D-Smart 2012’yi görür mü?
Yayın platformları benim hatırladığım kadarıyla hayatımıza ilk olarak Kablo Tv ile girdi. Yanlış hatırlamıyorsam o dönemde Türk Telekom yoktu. PTT bu hizmeti birkaç büyük şehirde ve bunlarında bazı bölgelerinde veriyordu. Sonrasında bir çok gelişme ve değişiklik oldu. Yeni platformlar hayatımıza girdi. Günümüze geldiğimizde ise Digitürk, D-Smart, Teledünya ve Tivibu diye dört tane yayın platformumuz oldu. Gerçi Tivibu’nun platform olup olmadığı konusunda hala karışıklıklar olsa da IPTivibu her şeyi netleştirecek gibi görünüyor.
Bu yayın platformları tarafı önümüzdeki yıllarda gerek marka olarak gerekse de bu markaların patronajı açısından daha çok değişikliğe uğrar mı diye konuyu irdelediğimizde karşımıza sonuçlardan ziyade söylemler çıktı. Bu söylemlerden özellikle D-Smart ile ilgili olanlar çoğunluktaydı ve yetkili ağızların açıklamasına ihtiyaç duyuyordu.
Doğan Grubu bünyesinde bildiğimiz D-Smart son aylarda yapılan bazı operasyonlarla bünyeden çıkarılmış. Bu yapılırken de Doğan Grubunun Türksat üzerinde kullanım hakkına sahip olduğu beş transponder’dan ikisi D-Smart’a verilmiş. Diğer üç transponder ise Doğan TV’de kalmış. Tüm bunlar gerçekten yapılmış mı? Yapıldıysa neden yapılmış? Şimdiki hiyerarşik durum nedir? Bu ve benzeri soruların cevaplarıyla kamuoyunun aydınlatılması gerektiğine inanıyorum. Çünkü D-Smart’ın binlerce kullananı var ve bir açıklama hak ediyorlar diye düşünüyorum.

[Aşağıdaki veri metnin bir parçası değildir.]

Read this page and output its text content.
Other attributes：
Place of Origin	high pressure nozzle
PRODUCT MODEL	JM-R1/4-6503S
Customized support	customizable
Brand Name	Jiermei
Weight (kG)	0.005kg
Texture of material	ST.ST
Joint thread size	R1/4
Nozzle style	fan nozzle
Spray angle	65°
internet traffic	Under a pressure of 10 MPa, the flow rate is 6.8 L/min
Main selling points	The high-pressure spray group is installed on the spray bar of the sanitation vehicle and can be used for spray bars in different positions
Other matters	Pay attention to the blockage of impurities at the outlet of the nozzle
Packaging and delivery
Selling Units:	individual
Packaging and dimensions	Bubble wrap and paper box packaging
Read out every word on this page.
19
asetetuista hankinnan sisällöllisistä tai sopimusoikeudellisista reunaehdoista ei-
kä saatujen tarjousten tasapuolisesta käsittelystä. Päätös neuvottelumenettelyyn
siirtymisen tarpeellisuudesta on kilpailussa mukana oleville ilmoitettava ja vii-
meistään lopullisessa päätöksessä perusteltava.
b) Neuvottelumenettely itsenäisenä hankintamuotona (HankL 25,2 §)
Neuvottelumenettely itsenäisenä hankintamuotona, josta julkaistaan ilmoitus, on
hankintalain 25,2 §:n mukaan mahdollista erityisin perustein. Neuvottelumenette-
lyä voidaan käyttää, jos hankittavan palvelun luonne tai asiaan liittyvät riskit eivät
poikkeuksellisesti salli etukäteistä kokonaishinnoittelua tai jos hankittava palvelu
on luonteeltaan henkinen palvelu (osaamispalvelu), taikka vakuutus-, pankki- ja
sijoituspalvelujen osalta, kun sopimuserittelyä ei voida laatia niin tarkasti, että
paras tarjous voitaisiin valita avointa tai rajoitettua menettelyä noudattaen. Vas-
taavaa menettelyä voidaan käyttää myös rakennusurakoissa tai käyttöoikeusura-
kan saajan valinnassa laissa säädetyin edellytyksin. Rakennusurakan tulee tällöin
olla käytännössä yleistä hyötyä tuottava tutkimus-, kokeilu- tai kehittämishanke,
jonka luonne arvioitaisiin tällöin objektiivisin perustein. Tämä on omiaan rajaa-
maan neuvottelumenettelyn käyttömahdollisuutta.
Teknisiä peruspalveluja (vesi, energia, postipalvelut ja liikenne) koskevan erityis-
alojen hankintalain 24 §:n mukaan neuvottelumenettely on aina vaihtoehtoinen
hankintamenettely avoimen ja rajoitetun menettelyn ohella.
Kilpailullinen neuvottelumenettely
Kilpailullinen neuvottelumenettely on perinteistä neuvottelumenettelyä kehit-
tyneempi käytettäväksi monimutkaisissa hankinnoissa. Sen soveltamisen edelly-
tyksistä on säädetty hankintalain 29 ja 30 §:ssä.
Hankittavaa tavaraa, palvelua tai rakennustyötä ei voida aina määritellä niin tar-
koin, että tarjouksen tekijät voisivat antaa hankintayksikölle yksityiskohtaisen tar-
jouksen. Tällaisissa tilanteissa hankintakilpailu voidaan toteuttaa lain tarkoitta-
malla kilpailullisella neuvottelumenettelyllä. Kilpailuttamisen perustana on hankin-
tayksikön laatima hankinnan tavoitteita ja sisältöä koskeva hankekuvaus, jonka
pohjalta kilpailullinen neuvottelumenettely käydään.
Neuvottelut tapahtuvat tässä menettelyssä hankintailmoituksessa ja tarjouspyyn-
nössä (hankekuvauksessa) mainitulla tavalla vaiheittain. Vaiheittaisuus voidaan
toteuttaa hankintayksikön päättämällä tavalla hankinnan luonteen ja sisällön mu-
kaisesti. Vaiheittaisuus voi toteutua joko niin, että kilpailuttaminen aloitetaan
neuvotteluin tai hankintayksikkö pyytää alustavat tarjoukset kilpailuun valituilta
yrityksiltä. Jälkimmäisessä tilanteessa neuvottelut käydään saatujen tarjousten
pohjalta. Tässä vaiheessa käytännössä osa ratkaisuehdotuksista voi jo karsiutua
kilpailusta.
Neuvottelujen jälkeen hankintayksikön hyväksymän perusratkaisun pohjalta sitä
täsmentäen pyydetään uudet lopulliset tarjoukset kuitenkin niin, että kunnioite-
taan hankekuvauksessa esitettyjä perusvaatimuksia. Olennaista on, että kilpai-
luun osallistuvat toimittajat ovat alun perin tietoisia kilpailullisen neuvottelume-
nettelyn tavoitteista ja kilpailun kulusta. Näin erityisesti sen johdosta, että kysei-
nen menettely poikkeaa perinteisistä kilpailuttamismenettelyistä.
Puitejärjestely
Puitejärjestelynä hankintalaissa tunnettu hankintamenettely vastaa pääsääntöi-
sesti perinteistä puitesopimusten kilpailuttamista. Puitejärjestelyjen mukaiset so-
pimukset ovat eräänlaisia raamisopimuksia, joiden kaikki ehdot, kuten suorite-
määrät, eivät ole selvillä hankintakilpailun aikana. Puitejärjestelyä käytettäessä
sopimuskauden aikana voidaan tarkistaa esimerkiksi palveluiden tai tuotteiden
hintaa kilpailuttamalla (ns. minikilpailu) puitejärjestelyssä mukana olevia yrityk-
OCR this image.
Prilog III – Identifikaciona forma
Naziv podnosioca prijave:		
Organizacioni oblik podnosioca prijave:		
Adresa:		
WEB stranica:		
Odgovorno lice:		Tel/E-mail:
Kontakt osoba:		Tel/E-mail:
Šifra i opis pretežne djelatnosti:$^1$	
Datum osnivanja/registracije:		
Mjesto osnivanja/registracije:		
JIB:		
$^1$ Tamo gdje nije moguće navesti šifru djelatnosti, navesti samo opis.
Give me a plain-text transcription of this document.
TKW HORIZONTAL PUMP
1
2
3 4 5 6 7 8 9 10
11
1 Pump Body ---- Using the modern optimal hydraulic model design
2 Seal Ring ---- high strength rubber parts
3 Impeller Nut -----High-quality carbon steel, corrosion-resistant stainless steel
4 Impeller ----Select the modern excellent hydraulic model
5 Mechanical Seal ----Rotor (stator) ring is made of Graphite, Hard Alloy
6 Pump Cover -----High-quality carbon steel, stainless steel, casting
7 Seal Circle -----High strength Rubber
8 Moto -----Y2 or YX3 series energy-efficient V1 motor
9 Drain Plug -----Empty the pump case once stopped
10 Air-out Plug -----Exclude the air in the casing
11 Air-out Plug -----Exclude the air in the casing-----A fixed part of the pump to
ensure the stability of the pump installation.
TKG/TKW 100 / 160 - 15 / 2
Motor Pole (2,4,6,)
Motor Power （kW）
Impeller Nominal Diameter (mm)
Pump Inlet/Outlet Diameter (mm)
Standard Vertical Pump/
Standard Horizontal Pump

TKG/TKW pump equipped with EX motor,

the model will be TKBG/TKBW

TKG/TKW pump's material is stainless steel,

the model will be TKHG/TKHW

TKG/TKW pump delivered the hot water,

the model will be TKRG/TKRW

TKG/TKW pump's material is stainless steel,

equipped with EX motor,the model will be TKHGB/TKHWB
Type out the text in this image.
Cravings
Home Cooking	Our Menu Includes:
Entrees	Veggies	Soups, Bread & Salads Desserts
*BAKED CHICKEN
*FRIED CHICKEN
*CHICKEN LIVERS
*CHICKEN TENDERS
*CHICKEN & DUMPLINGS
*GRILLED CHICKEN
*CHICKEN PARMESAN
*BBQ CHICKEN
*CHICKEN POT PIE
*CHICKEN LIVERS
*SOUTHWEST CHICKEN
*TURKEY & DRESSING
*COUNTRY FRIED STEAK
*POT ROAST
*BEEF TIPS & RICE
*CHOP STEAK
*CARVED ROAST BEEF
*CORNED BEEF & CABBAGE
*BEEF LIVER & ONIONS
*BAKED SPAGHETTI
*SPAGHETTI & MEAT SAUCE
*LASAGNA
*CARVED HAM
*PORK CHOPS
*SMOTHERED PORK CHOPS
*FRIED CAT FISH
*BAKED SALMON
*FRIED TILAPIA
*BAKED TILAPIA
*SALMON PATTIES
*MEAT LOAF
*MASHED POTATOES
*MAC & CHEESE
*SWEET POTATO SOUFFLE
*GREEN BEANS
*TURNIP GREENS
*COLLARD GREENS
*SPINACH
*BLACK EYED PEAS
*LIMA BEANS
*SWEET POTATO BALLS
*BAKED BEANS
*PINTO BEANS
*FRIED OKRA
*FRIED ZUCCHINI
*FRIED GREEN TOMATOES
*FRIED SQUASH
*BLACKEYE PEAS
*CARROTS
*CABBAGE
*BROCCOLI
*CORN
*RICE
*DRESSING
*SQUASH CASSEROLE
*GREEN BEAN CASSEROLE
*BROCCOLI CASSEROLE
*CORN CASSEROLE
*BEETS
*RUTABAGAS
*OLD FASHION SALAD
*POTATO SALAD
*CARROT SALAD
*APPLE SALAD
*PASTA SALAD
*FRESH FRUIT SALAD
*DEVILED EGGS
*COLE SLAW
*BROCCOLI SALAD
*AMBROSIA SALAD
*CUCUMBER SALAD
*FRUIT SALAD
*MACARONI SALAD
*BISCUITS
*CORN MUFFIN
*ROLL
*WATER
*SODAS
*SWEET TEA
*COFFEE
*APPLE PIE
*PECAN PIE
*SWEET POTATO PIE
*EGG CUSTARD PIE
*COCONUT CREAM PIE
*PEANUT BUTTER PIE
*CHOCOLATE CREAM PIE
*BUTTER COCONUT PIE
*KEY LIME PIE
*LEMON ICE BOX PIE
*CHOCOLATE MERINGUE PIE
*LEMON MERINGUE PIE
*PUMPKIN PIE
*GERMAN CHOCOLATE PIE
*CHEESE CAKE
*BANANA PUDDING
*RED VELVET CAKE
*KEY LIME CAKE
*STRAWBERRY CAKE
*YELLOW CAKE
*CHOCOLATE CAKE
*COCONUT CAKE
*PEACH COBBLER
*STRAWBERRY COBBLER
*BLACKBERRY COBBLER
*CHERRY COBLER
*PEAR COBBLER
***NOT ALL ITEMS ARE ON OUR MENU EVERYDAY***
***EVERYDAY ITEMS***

TV yayıncılığı sektörünü iyi bilenlerle yaptığımız görüşmelerde D-Smart ile ilgili söylenenler bu kadar da değil. D-Smart’ın iki transponder ile bu kadar kanalı kaldıramayacağı dolayısı ile kanal kaybı yaşayacağı bununda tüketici tarafına yansıyacağı yönünde öngörüler var. Tüm bunların süreç içinde kartopuna dönüşeceği ve D-Smart’ın yıl sonuna kadar bir hayli kan kaybedeceği bekleniyor. Bu kan kaybının şiddetine göre 2012’yi göremeyeceği bile dillendiriliyor.
Ben hiç bir kurumun veya şirketin olumsuz gelişmeler yaşamasını istemem. Fakat yukarıda yazdığım senaryoların gerçekleşmesi halinde neler olabileceğini de düşünmekten kendimi alamıyorum. Vardığım bir sonuç çok ilginç.
Tamam. Diyelim her şey gerçekleşti ve D-Smart 2012’yi göremedi. Sonra ne olacak? İki açıdan o zamanki duruma bakabiliriz. Birincisi kullanıcı açısından. Binlerce kullanıcı ne yapacak? İnanın bu sorunun cevabını bende çok merak ediyorum. İkinci olarak platformun yapısı ne olacak? Yani iki transponder ne olacak? Canım ne var Türksat başka birilerine verir diye düşünebilirsiniz. Fakat ben öyle düşünmüyorum. Bu iki transponder’ın tek talibi olacak ve onları alacak. Bu da Türk Telekom olacak. Çünkü gelecekte Türk Telekom grubunun lokomotif şirketi olacağını düşündüğüm TTNet’in gerek mevcut platformları gerekse de gelecekte planladığı projeler açısından bu iki transponder olmazsa olmaz görünüyor.
Sonuç olarak Türk Telekom grubu veya onun bağlı olduğu Oger Telecom bu iki transponder’ın öncelikli alıcısı olacak. Çünkü bu zamanda boşa çıkmış transponder bulmak zor. Yeni transponderlar ancak fırlatılacak yeni uydular sayesinde olacağı için şu dönemde altın kadar değerli.
Yazımın içinde de dediğim gibi bu yazdıklarım çeşitli insanlarla yaptığım görüşmelerden çıkardığım sonuçlardan oluşmaktadır. Bu insanlar yıllardır bu sektörün içinde olmaları sebebiyle görüşlerini değerli buldum. Buraya taşımamdaki amacım kimseyi karalamak değil bilakis herkesin kafasındaki soruların cevaplanmasına bir zemin hazırlamaktır.
Neticede bu yazılanları bu gözle değerlendirin.
(Bu yazının bir kısmı 27 Mart 2011 tarihli Para dergisinde yayınlanmıştır.)